Brixton plc
- Company type: Public (LSE: BXTN)
- Industry: Property
- Founded: 1924
- Fate: Acquired by SEGRO
- Headquarters: London, UK
- Key people: Lady Louise Patten, Chairman Peter Dawson, CEO
- Revenue: £89.8 million (2008)
- Operating income: £(532.5) million (2008)
- Net income: £(767.7) million (2008)

= Brixton plc =

Property company in London

Brixton plc was a British-based property business headquartered in London. It was a former constituent of the FTSE 250 Index. The firm was acquired by SEGRO in 2009.

==History==
The company was founded in 1924 by Percy Mayer as Brixton Estate Limited to acquire a 6 acre site at Brixton Road in London.

In 1945 the company began to build up a portfolio by acquiring properties damaged by bombing during World War II.

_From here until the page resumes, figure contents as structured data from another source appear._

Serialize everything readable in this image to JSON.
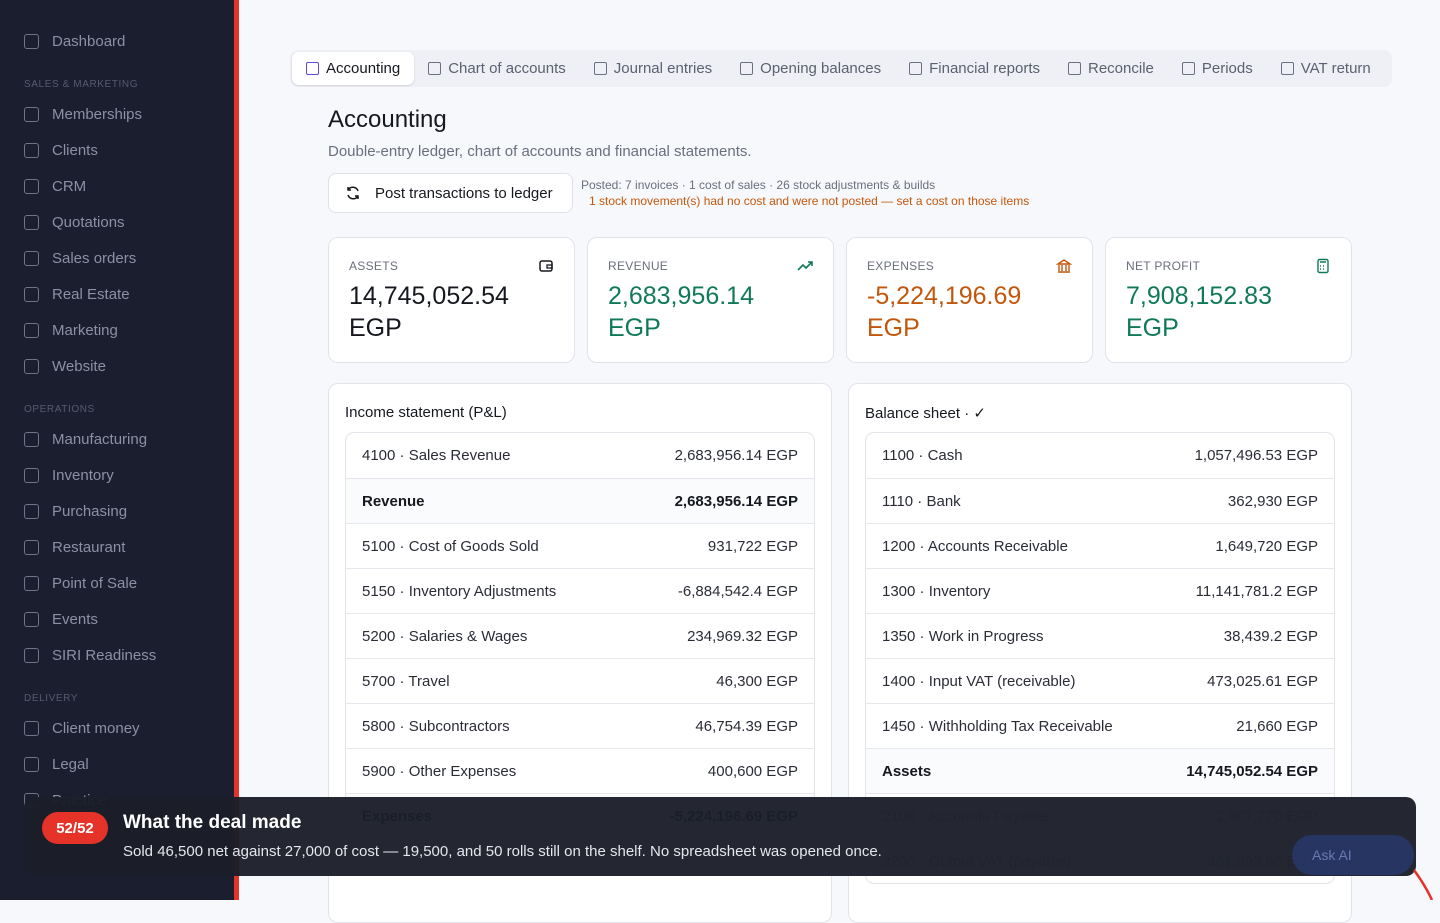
{
  "sidebar": {
    "top": "Dashboard",
    "sections": [
      {
        "title": "SALES & MARKETING",
        "items": [
          "Memberships",
          "Clients",
          "CRM",
          "Quotations",
          "Sales orders",
          "Real Estate",
          "Marketing",
          "Website"
        ]
      },
      {
        "title": "OPERATIONS",
        "items": [
          "Manufacturing",
          "Inventory",
          "Purchasing",
          "Restaurant",
          "Point of Sale",
          "Events",
          "SIRI Readiness"
        ]
      },
      {
        "title": "DELIVERY",
        "items": [
          "Client money",
          "Legal",
          "Practice"
        ]
      }
    ]
  },
  "tabs": {
    "items": [
      "Accounting",
      "Chart of accounts",
      "Journal entries",
      "Opening balances",
      "Financial reports",
      "Reconcile",
      "Periods",
      "VAT return"
    ],
    "active": 0
  },
  "header": {
    "title": "Accounting",
    "subtitle": "Double-entry ledger, chart of accounts and financial statements.",
    "button": "Post transactions to ledger",
    "posted": "Posted: 7 invoices · 1 cost of sales · 26 stock adjustments & builds",
    "warning": "1 stock movement(s) had no cost and were not posted — set a cost on those items"
  },
  "cards": [
    {
      "label": "ASSETS",
      "value": "14,745,052.54 EGP",
      "color": "#16181f"
    },
    {
      "label": "REVENUE",
      "value": "2,683,956.14 EGP",
      "color": "#0f7a55"
    },
    {
      "label": "EXPENSES",
      "value": "-5,224,196.69 EGP",
      "color": "#c2570c"
    },
    {
      "label": "NET PROFIT",
      "value": "7,908,152.83 EGP",
      "color": "#0f7a55"
    }
  ],
  "income": {
    "title": "Income statement (P&L)",
    "rows": [
      [
        "4100 · Sales Revenue",
        "2,683,956.14 EGP"
      ],
      [
        "Revenue",
        "2,683,956.14 EGP"
      ],
      [
        "5100 · Cost of Goods Sold",
        "931,722 EGP"
      ],
      [
        "5150 · Inventory Adjustments",
        "-6,884,542.4 EGP"
      ],
      [
        "5200 · Salaries & Wages",
        "234,969.32 EGP"
      ],
      [
        "5700 · Travel",
        "46,300 EGP"
      ],
      [
        "5800 · Subcontractors",
        "46,754.39 EGP"
      ],
      [
        "5900 · Other Expenses",
        "400,600 EGP"
      ],
      [
        "Expenses",
        "-5,224,196.69 EGP"
      ]
    ],
    "total_rows": [
      1,
      8
    ]
  },
  "balance": {
    "title": "Balance sheet · ✓",
    "rows": [
      [
        "1100 · Cash",
        "1,057,496.53 EGP"
      ],
      [
        "1110 · Bank",
        "362,930 EGP"
      ],
      [
        "1200 · Accounts Receivable",
        "1,649,720 EGP"
      ],
      [
        "1300 · Inventory",
        "11,141,781.2 EGP"
      ],
      [
        "1350 · Work in Progress",
        "38,439.2 EGP"
      ],
      [
        "1400 · Input VAT (receivable)",
        "473,025.61 EGP"
      ],
      [
        "1450 · Withholding Tax Receivable",
        "21,660 EGP"
      ],
      [
        "Assets",
        "14,745,052.54 EGP"
      ],
      [
        "2100 · Accounts Payable",
        "2,907,770 EGP"
      ],
      [
        "2200 · Output VAT (payable)",
        "361,893.86 EGP"
      ]
    ],
    "total_rows": [
      7
    ]
  },
  "toast": {
    "badge": "52/52",
    "title": "What the deal made",
    "body": "Sold 46,500 net against 27,000 of cost — 19,500, and 50 rolls still on the shelf. No spreadsheet was opened once.",
    "button": "Ask AI"
  }
}
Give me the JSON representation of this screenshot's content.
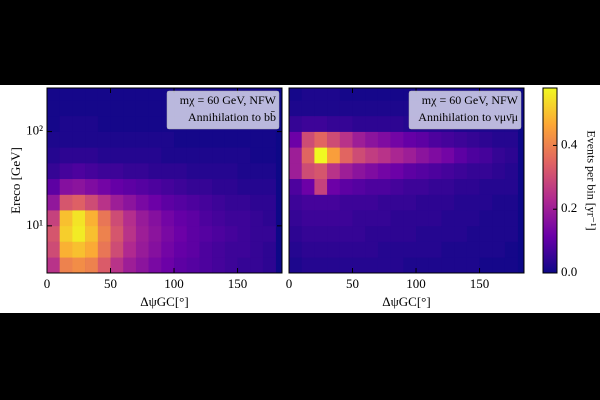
{
  "chart_data": [
    {
      "type": "heatmap",
      "annotation": [
        "mχ = 60 GeV, NFW",
        "Annihilation to bb̄"
      ],
      "xlabel": "ΔψGC[°]",
      "ylabel": "Ereco [GeV]",
      "x_bins": [
        0,
        10,
        20,
        30,
        40,
        50,
        60,
        70,
        80,
        90,
        100,
        110,
        120,
        130,
        140,
        150,
        160,
        170,
        180
      ],
      "y_bins": [
        3.16,
        4.64,
        6.81,
        10,
        14.7,
        21.5,
        31.6,
        46.4,
        68.1,
        100,
        147,
        215,
        316
      ],
      "xlim": [
        0,
        185
      ],
      "ylim": [
        3.16,
        290
      ],
      "ylog": true,
      "xticks": [
        0,
        50,
        100,
        150
      ],
      "yticks": [
        {
          "value": 10,
          "label": "10¹"
        },
        {
          "value": 100,
          "label": "10²"
        }
      ],
      "values": [
        [
          0.25,
          0.4,
          0.42,
          0.4,
          0.33,
          0.25,
          0.2,
          0.17,
          0.14,
          0.12,
          0.1,
          0.09,
          0.08,
          0.07,
          0.06,
          0.05,
          0.05,
          0.04
        ],
        [
          0.3,
          0.48,
          0.5,
          0.47,
          0.38,
          0.3,
          0.23,
          0.19,
          0.16,
          0.13,
          0.11,
          0.1,
          0.08,
          0.07,
          0.06,
          0.06,
          0.05,
          0.04
        ],
        [
          0.32,
          0.52,
          0.56,
          0.5,
          0.4,
          0.32,
          0.25,
          0.2,
          0.17,
          0.14,
          0.12,
          0.1,
          0.09,
          0.08,
          0.07,
          0.06,
          0.05,
          0.05
        ],
        [
          0.28,
          0.5,
          0.55,
          0.48,
          0.38,
          0.3,
          0.24,
          0.19,
          0.16,
          0.13,
          0.11,
          0.1,
          0.08,
          0.07,
          0.06,
          0.06,
          0.05,
          0.04
        ],
        [
          0.18,
          0.32,
          0.34,
          0.3,
          0.25,
          0.2,
          0.17,
          0.14,
          0.12,
          0.1,
          0.09,
          0.08,
          0.07,
          0.06,
          0.05,
          0.05,
          0.04,
          0.04
        ],
        [
          0.1,
          0.16,
          0.17,
          0.15,
          0.13,
          0.11,
          0.1,
          0.09,
          0.08,
          0.07,
          0.06,
          0.05,
          0.05,
          0.04,
          0.04,
          0.03,
          0.03,
          0.03
        ],
        [
          0.05,
          0.07,
          0.08,
          0.07,
          0.06,
          0.06,
          0.05,
          0.05,
          0.04,
          0.04,
          0.04,
          0.03,
          0.03,
          0.03,
          0.03,
          0.02,
          0.02,
          0.02
        ],
        [
          0.03,
          0.04,
          0.04,
          0.04,
          0.03,
          0.03,
          0.03,
          0.03,
          0.03,
          0.02,
          0.02,
          0.02,
          0.02,
          0.02,
          0.02,
          0.02,
          0.01,
          0.01
        ],
        [
          0.02,
          0.02,
          0.02,
          0.02,
          0.02,
          0.02,
          0.02,
          0.02,
          0.02,
          0.02,
          0.01,
          0.01,
          0.01,
          0.01,
          0.01,
          0.01,
          0.01,
          0.01
        ],
        [
          0.01,
          0.02,
          0.02,
          0.02,
          0.01,
          0.01,
          0.01,
          0.01,
          0.01,
          0.01,
          0.01,
          0.01,
          0.01,
          0.01,
          0.01,
          0.01,
          0.01,
          0.01
        ],
        [
          0.01,
          0.01,
          0.01,
          0.01,
          0.01,
          0.01,
          0.01,
          0.01,
          0.01,
          0.01,
          0.01,
          0.01,
          0.01,
          0.01,
          0.01,
          0.01,
          0.01,
          0.01
        ],
        [
          0.01,
          0.01,
          0.01,
          0.01,
          0.01,
          0.01,
          0.01,
          0.01,
          0.01,
          0.01,
          0.01,
          0.01,
          0.01,
          0.01,
          0.01,
          0.01,
          0.01,
          0.01
        ]
      ]
    },
    {
      "type": "heatmap",
      "annotation": [
        "mχ = 60 GeV, NFW",
        "Annihilation to νμν̄μ"
      ],
      "xlabel": "ΔψGC[°]",
      "x_bins": [
        0,
        10,
        20,
        30,
        40,
        50,
        60,
        70,
        80,
        90,
        100,
        110,
        120,
        130,
        140,
        150,
        160,
        170,
        180
      ],
      "y_bins": [
        3.16,
        4.64,
        6.81,
        10,
        14.7,
        21.5,
        31.6,
        46.4,
        68.1,
        100,
        147,
        215,
        316
      ],
      "xlim": [
        0,
        185
      ],
      "ylim": [
        3.16,
        290
      ],
      "ylog": true,
      "xticks": [
        0,
        50,
        100,
        150
      ],
      "values": [
        [
          0.02,
          0.03,
          0.03,
          0.03,
          0.03,
          0.03,
          0.03,
          0.03,
          0.03,
          0.02,
          0.02,
          0.02,
          0.02,
          0.02,
          0.02,
          0.01,
          0.01,
          0.01
        ],
        [
          0.03,
          0.04,
          0.04,
          0.04,
          0.04,
          0.04,
          0.04,
          0.03,
          0.03,
          0.03,
          0.03,
          0.03,
          0.02,
          0.02,
          0.02,
          0.02,
          0.02,
          0.01
        ],
        [
          0.04,
          0.05,
          0.05,
          0.05,
          0.05,
          0.05,
          0.04,
          0.04,
          0.04,
          0.04,
          0.03,
          0.03,
          0.03,
          0.03,
          0.02,
          0.02,
          0.02,
          0.02
        ],
        [
          0.05,
          0.06,
          0.06,
          0.06,
          0.06,
          0.05,
          0.05,
          0.05,
          0.04,
          0.04,
          0.04,
          0.04,
          0.03,
          0.03,
          0.03,
          0.02,
          0.02,
          0.02
        ],
        [
          0.06,
          0.07,
          0.07,
          0.07,
          0.06,
          0.06,
          0.06,
          0.05,
          0.05,
          0.05,
          0.04,
          0.04,
          0.04,
          0.03,
          0.03,
          0.03,
          0.02,
          0.02
        ],
        [
          0.08,
          0.12,
          0.28,
          0.12,
          0.1,
          0.09,
          0.08,
          0.08,
          0.07,
          0.06,
          0.06,
          0.05,
          0.05,
          0.04,
          0.04,
          0.03,
          0.03,
          0.03
        ],
        [
          0.2,
          0.3,
          0.32,
          0.25,
          0.2,
          0.17,
          0.15,
          0.13,
          0.12,
          0.1,
          0.09,
          0.08,
          0.07,
          0.06,
          0.05,
          0.05,
          0.04,
          0.03
        ],
        [
          0.2,
          0.35,
          0.58,
          0.45,
          0.35,
          0.3,
          0.27,
          0.25,
          0.22,
          0.2,
          0.17,
          0.15,
          0.13,
          0.1,
          0.08,
          0.07,
          0.05,
          0.04
        ],
        [
          0.12,
          0.3,
          0.35,
          0.3,
          0.25,
          0.2,
          0.17,
          0.15,
          0.13,
          0.11,
          0.1,
          0.08,
          0.07,
          0.06,
          0.05,
          0.04,
          0.03,
          0.03
        ],
        [
          0.05,
          0.06,
          0.06,
          0.05,
          0.05,
          0.04,
          0.04,
          0.04,
          0.04,
          0.03,
          0.03,
          0.03,
          0.03,
          0.02,
          0.02,
          0.02,
          0.02,
          0.02
        ],
        [
          0.02,
          0.02,
          0.02,
          0.02,
          0.02,
          0.02,
          0.02,
          0.02,
          0.02,
          0.02,
          0.02,
          0.01,
          0.01,
          0.01,
          0.01,
          0.01,
          0.01,
          0.01
        ],
        [
          0.01,
          0.02,
          0.02,
          0.02,
          0.01,
          0.01,
          0.01,
          0.01,
          0.01,
          0.01,
          0.01,
          0.01,
          0.01,
          0.01,
          0.01,
          0.01,
          0.01,
          0.01
        ]
      ]
    }
  ],
  "colorbar": {
    "label": "Events per bin [yr⁻¹]",
    "lim": [
      0,
      0.58
    ],
    "ticks": [
      0.0,
      0.2,
      0.4
    ],
    "tick_labels": [
      "0.0",
      "0.2",
      "0.4"
    ],
    "colors": [
      "#0d0887",
      "#6a00a8",
      "#b12a90",
      "#e16462",
      "#fca636",
      "#f0f921"
    ]
  }
}
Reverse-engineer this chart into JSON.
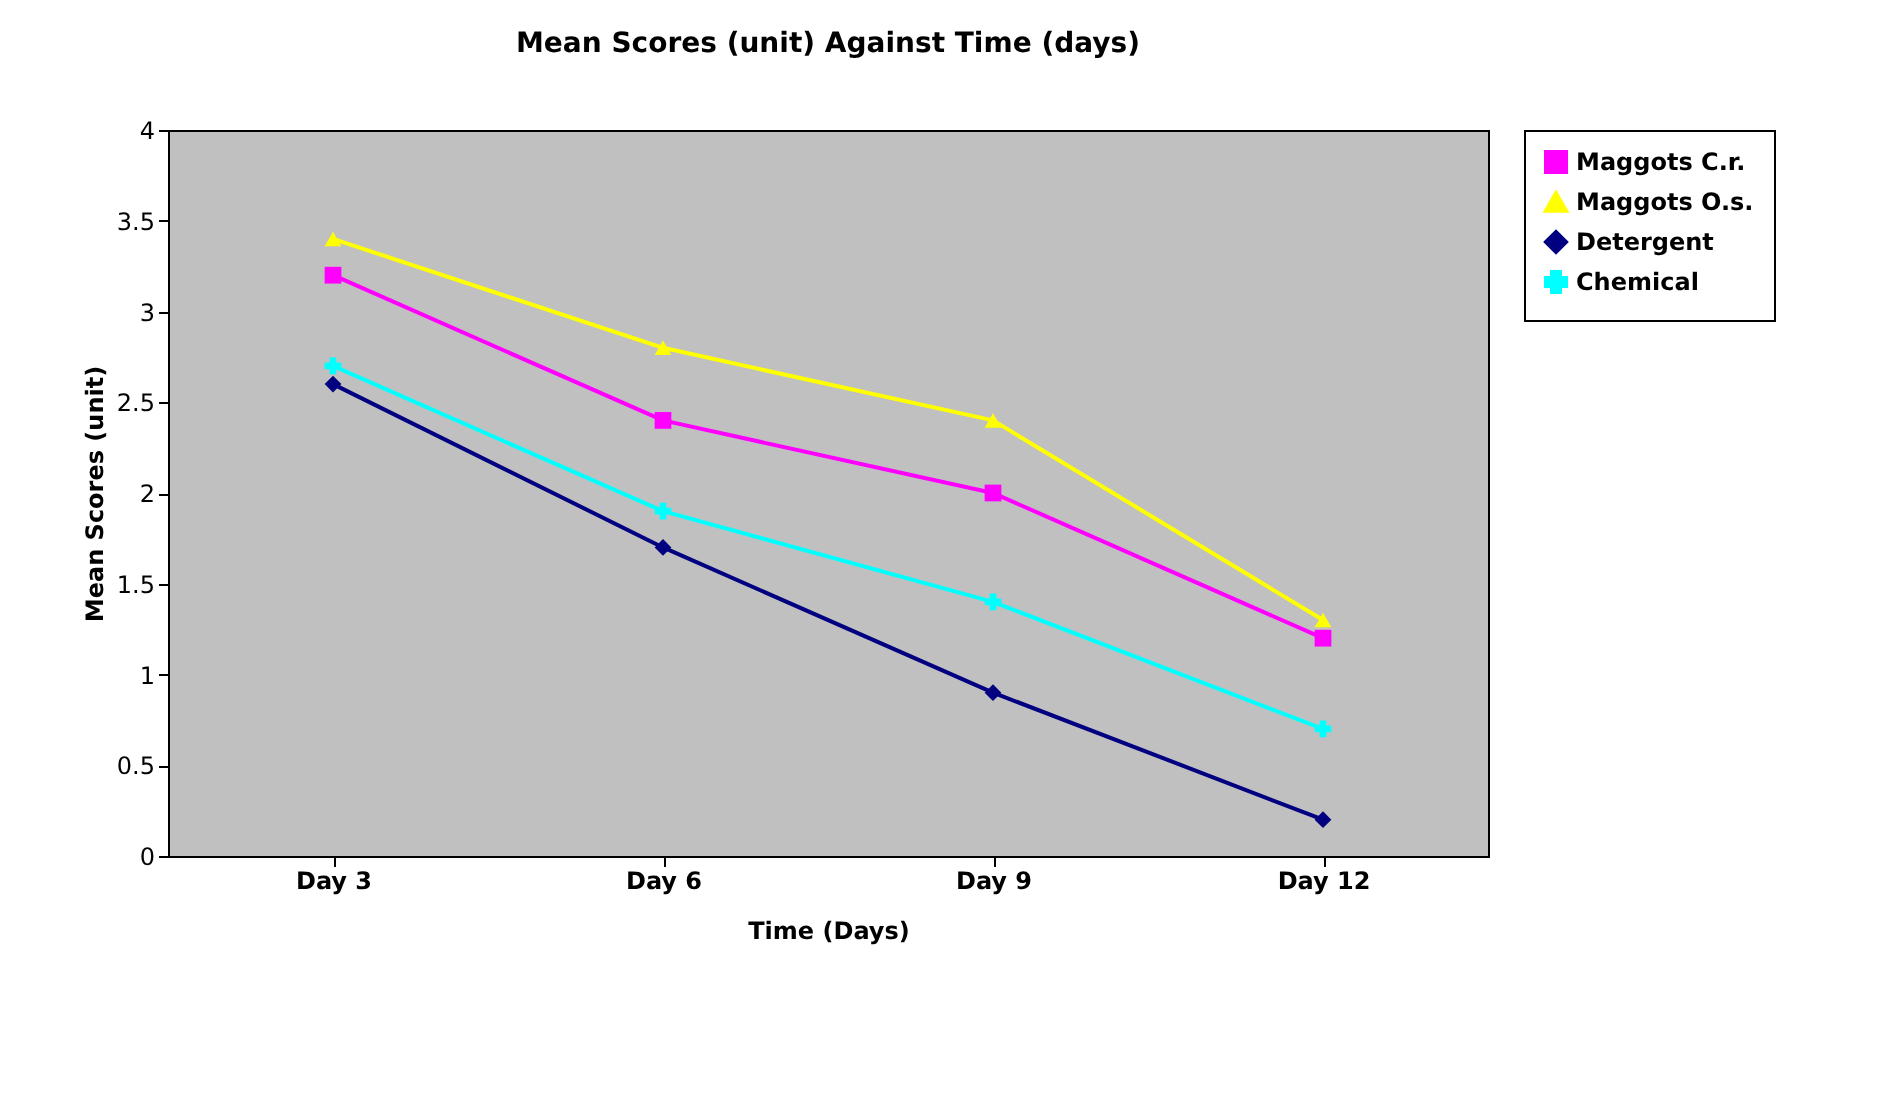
{
  "chart_data": {
    "type": "line",
    "title": "Mean Scores (unit) Against Time (days)",
    "xlabel": "Time (Days)",
    "ylabel": "Mean Scores (unit)",
    "categories": [
      "Day 3",
      "Day 6",
      "Day 9",
      "Day 12"
    ],
    "series": [
      {
        "name": "Maggots C.r.",
        "color": "#ff00ff",
        "marker": "square",
        "values": [
          3.2,
          2.4,
          2.0,
          1.2
        ]
      },
      {
        "name": "Maggots O.s.",
        "color": "#ffff00",
        "marker": "triangle",
        "values": [
          3.4,
          2.8,
          2.4,
          1.3
        ]
      },
      {
        "name": "Detergent",
        "color": "#000080",
        "marker": "diamond",
        "values": [
          2.6,
          1.7,
          0.9,
          0.2
        ]
      },
      {
        "name": "Chemical",
        "color": "#00ffff",
        "marker": "cross",
        "values": [
          2.7,
          1.9,
          1.4,
          0.7
        ]
      }
    ],
    "ylim": [
      0,
      4
    ],
    "yticks": [
      0,
      0.5,
      1,
      1.5,
      2,
      2.5,
      3,
      3.5,
      4
    ],
    "grid": false,
    "legend": "right",
    "line_style": "solid"
  }
}
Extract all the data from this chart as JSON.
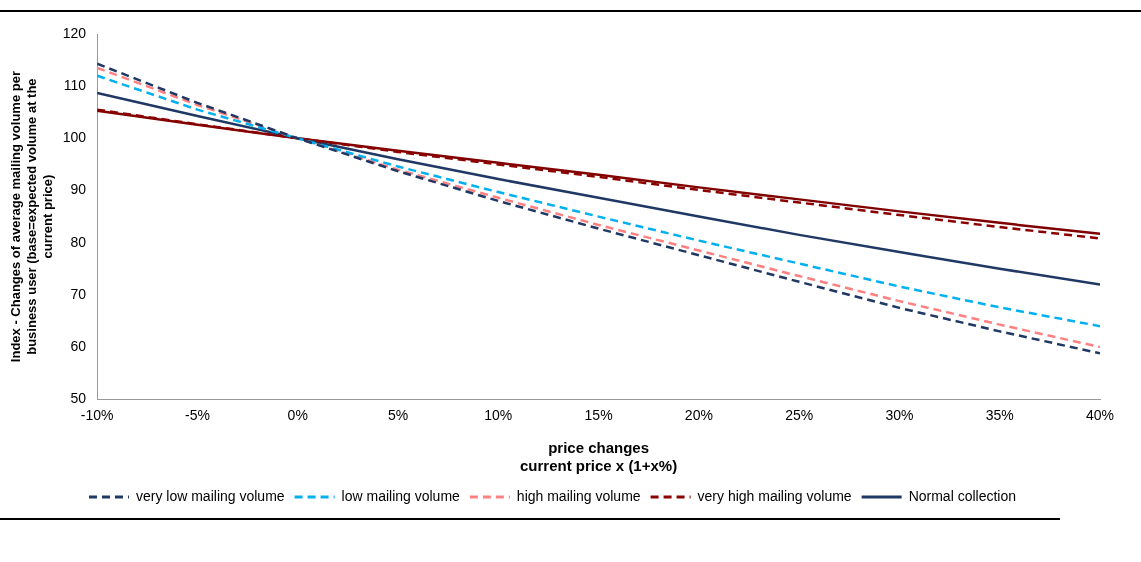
{
  "chart_data": {
    "type": "line",
    "xlabel": "price changes\ncurrent price x (1+x%)",
    "ylabel": "Index - Changes of average mailing volume per business user (base=expected volume at the current price)",
    "x": [
      -10,
      -5,
      0,
      5,
      10,
      15,
      20,
      25,
      30,
      35,
      40
    ],
    "xlim": [
      -10,
      40
    ],
    "xticks": [
      {
        "value": -10,
        "label": "-10%"
      },
      {
        "value": -5,
        "label": "-5%"
      },
      {
        "value": 0,
        "label": "0%"
      },
      {
        "value": 5,
        "label": "5%"
      },
      {
        "value": 10,
        "label": "10%"
      },
      {
        "value": 15,
        "label": "15%"
      },
      {
        "value": 20,
        "label": "20%"
      },
      {
        "value": 25,
        "label": "25%"
      },
      {
        "value": 30,
        "label": "30%"
      },
      {
        "value": 35,
        "label": "35%"
      },
      {
        "value": 40,
        "label": "40%"
      }
    ],
    "ylim": [
      50,
      120
    ],
    "yticks": [
      50,
      60,
      70,
      80,
      90,
      100,
      110,
      120
    ],
    "grid": false,
    "legend": "bottom",
    "marker": "none",
    "series": [
      {
        "name": "very low mailing volume",
        "color": "#1f3864",
        "line_style": "dashed",
        "values": [
          114.3,
          106.8,
          100,
          93.7,
          88,
          82.7,
          77.6,
          72.5,
          67.5,
          63,
          58.8
        ]
      },
      {
        "name": "low mailing volume",
        "color": "#00b0f0",
        "line_style": "dashed",
        "values": [
          112,
          105.5,
          100,
          94.6,
          89.7,
          85,
          80.4,
          76,
          71.6,
          67.6,
          64
        ]
      },
      {
        "name": "high mailing volume",
        "color": "#ff8080",
        "line_style": "dashed",
        "values": [
          113.5,
          106.4,
          100,
          94,
          88.6,
          83.4,
          78.5,
          73.6,
          68.8,
          64.3,
          60
        ]
      },
      {
        "name": "very high mailing volume",
        "color": "#8b0000",
        "line_style": "dashed",
        "values": [
          105.5,
          102.7,
          100,
          97.4,
          95,
          92.6,
          90.1,
          87.7,
          85.3,
          83,
          80.8
        ]
      },
      {
        "name": "Normal collection",
        "color": "#1f3864",
        "line_style": "solid",
        "values": [
          108.7,
          104.3,
          100,
          96,
          92.2,
          88.6,
          85,
          81.5,
          78.2,
          75,
          72
        ]
      },
      {
        "color": "#800000",
        "line_style": "solid",
        "values": [
          105.3,
          102.6,
          100,
          97.6,
          95.3,
          93,
          90.6,
          88.3,
          86,
          83.8,
          81.7
        ]
      }
    ]
  }
}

In 1997 the company decided to focus on industrial properties to the West of London and in 2001 the name changed to Brixton plc.

The company converted to a Real Estate Investment Trust status when REITs were introduced in the United Kingdom in January 2007.

In August 2009 Brixton was taken over by SEGRO.

==Operations==
The company owned a portfolio of circa 25 m sq. ft. of industrial and commercial properties in the West London area. The main sites were:
- Park Royal, London
- Hatton Cross, Heathrow
- Greenford Park, Greenford

At 31 December 2008 its portfolio was valued at £1.6bn.